If you mean for companies... I don't exactly know. But I do know that we aren't exactly clean in the global playing field for tax havens, and I wish we would change that.
Small economies often tend to be leechers off of the global system. This applies to the Netherlands, Luxembourg, Belgium, various tropical islands, etc.
The Netherlands is one of the countries significantly facilitating tax avoidance, and this is (obviously) by design. Hundreds of billions in royalty payments flow through the country every year to tax havens.
>Every time I learn something new about how the U.S. government is structured I shake my head a little. First-past-the-post voting of a single president that holds way too much power. A congress with life time based assignment that interpret a 200 year old document to their wishes to structure law. Case based law with uninformed juries, where the selection of the jury is optimized for maximum disinformation. It goes on.
There are problems with American government, but these are really not them. The only thing here that might hold water is the President having too much authority, and that's been a relatively recent trend.

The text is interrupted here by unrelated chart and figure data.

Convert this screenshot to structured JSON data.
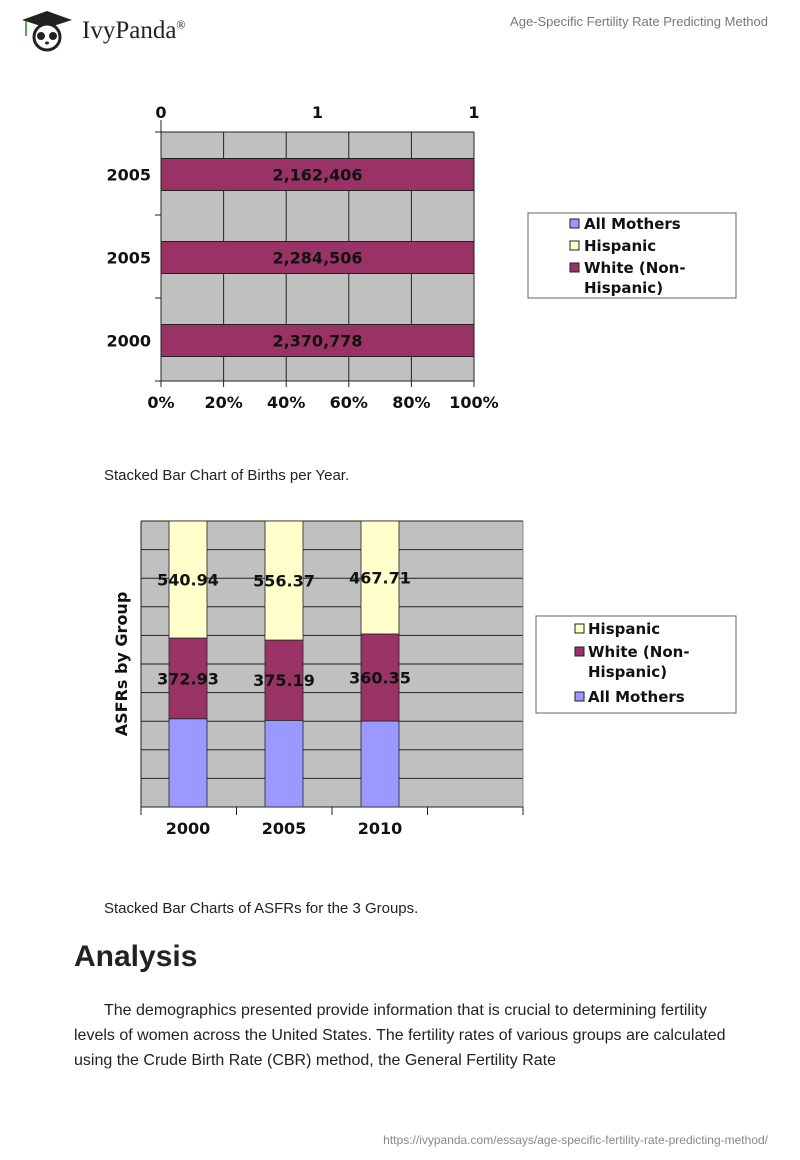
{
  "header": {
    "brand": "IvyPanda",
    "registered": "®",
    "doc_title": "Age-Specific Fertility Rate Predicting Method"
  },
  "chart_data": [
    {
      "type": "bar",
      "orientation": "horizontal",
      "stacked": "percent",
      "categories": [
        "2005",
        "2005",
        "2000"
      ],
      "series": [
        {
          "name": "White (Non-Hispanic)",
          "values": [
            2162406,
            2284506,
            2370778
          ],
          "labels": [
            "2,162,406",
            "2,284,506",
            "2,370,778"
          ],
          "color": "#993366"
        }
      ],
      "legend": [
        "All Mothers",
        "Hispanic",
        "White (Non-Hispanic)"
      ],
      "legend_colors": [
        "#9999ff",
        "#ffffcc",
        "#993366"
      ],
      "legend_placement": "right",
      "x_ticks": [
        "0%",
        "20%",
        "40%",
        "60%",
        "80%",
        "100%"
      ],
      "top_ticks": [
        "0",
        "1",
        "1"
      ],
      "xlim": [
        0,
        100
      ],
      "grid": true
    },
    {
      "type": "bar",
      "stacked": "percent",
      "categories": [
        "2000",
        "2005",
        "2010"
      ],
      "ylabel": "ASFRs by Group",
      "series": [
        {
          "name": "All Mothers",
          "values": [
            408,
            405,
            356
          ],
          "color": "#9999ff",
          "labeled": false
        },
        {
          "name": "White (Non-Hispanic)",
          "values": [
            372.93,
            375.19,
            360.35
          ],
          "labels": [
            "372.93",
            "375.19",
            "360.35"
          ],
          "color": "#993366"
        },
        {
          "name": "Hispanic",
          "values": [
            540.94,
            556.37,
            467.71
          ],
          "labels": [
            "540.94",
            "556.37",
            "467.71"
          ],
          "color": "#ffffcc"
        }
      ],
      "legend": [
        "Hispanic",
        "White (Non-Hispanic)",
        "All Mothers"
      ],
      "legend_placement": "right",
      "grid": true
    }
  ],
  "captions": [
    "Stacked Bar Chart of Births per Year.",
    "Stacked Bar Charts of ASFRs for the 3 Groups."
  ],
  "analysis": {
    "heading": "Analysis",
    "paragraph": "The demographics presented provide information that is crucial to determining fertility levels of women across the United States. The fertility rates of various groups are calculated using the Crude Birth Rate (CBR) method, the General Fertility Rate"
  },
  "footer": {
    "url": "https://ivypanda.com/essays/age-specific-fertility-rate-predicting-method/"
  }
}
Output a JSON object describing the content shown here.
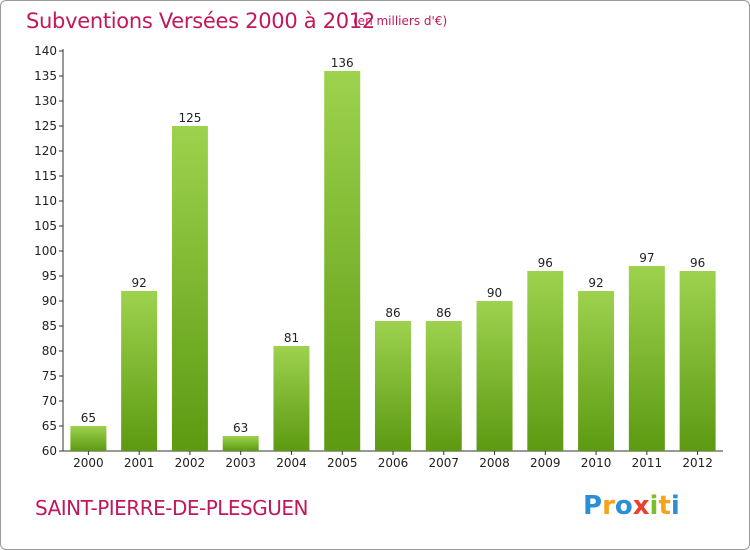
{
  "header": {
    "title": "Subventions Versées 2000 à 2012",
    "unit_note": "(en milliers d'€)"
  },
  "footer": {
    "commune": "SAINT-PIERRE-DE-PLESGUEN",
    "logo_text": "Proxiti"
  },
  "colors": {
    "accent": "#c2185b",
    "bar_top": "#9ed24e",
    "bar_bottom": "#5c9a12"
  },
  "chart_data": {
    "type": "bar",
    "title": "Subventions Versées 2000 à 2012",
    "xlabel": "",
    "ylabel": "(en milliers d'€)",
    "categories": [
      "2000",
      "2001",
      "2002",
      "2003",
      "2004",
      "2005",
      "2006",
      "2007",
      "2008",
      "2009",
      "2010",
      "2011",
      "2012"
    ],
    "values": [
      65,
      92,
      125,
      63,
      81,
      136,
      86,
      86,
      90,
      96,
      92,
      97,
      96
    ],
    "ylim": [
      60,
      140
    ],
    "yticks": [
      60,
      65,
      70,
      75,
      80,
      85,
      90,
      95,
      100,
      105,
      110,
      115,
      120,
      125,
      130,
      135,
      140
    ],
    "grid": false
  }
}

I dunno. As an American, the case-based law thing really pisses me off because it means you can't know what law applies to you in a given situation without knowing the entire history of legal cases that touch that area. And I'd prefer something more like preference voting for the president. I'm obviously not holding my breath on any of these points.
That's just an excuse. Germany and UK have much higher populations and manage to achieve similar results. The "more homogeneous" argument is weird to me. Most immigrants that I've dealt with are more inline with the European mentality (regardless of their country of origin) than US natives. Are you saying the problem is with the locals?
A valid question and one that is getting much less attention than it deserves (probably because some of the answers are rather uncomfortable).
Locally, welfare can be egoistically motivated. Just about everybody would be willing to pay serious taxes to raise that one beggar off his doorstep - if only to keep him out of sight. We like to think of that as altruism, but it hardly is. Now ask those same people to pay serious taxes for the benefit of poor people thousands of miles away and you get a completely different picture.
Enter mobility: If you raise "your" beggar, someone else might just hope that theirs will go to a place where they will be raised (your doorstep). Clearly, egoism won't work as a motivator anymore because you don't want to be the new charity central. Therefore, welfare has to happen on the same organizational level as freedom of movement and that's where the relative unwillingness to help those thousands of miles away comes in again. Even basic income suggestions quickly lose their pie in the sky utopia feel when it comes to the question of access/citizenship/migration.
The US was literally built on mobility as a substitute of welfare, but once the original anti-welfare "stay poor or go west" was exhausted, the inherent antagonism between mobility and welfare continued to stay obscured behind other ideological concepts, "temporarily embarrassed millionaires" and all that. The EU is learning the hard way, but it is impossible to separate valid concerns and solution-finding from all the noise of and about stupid racism.
As technologists, we also know that getting popular is one of the worst things that can happen to a community. Scaling community and relationships is super hard.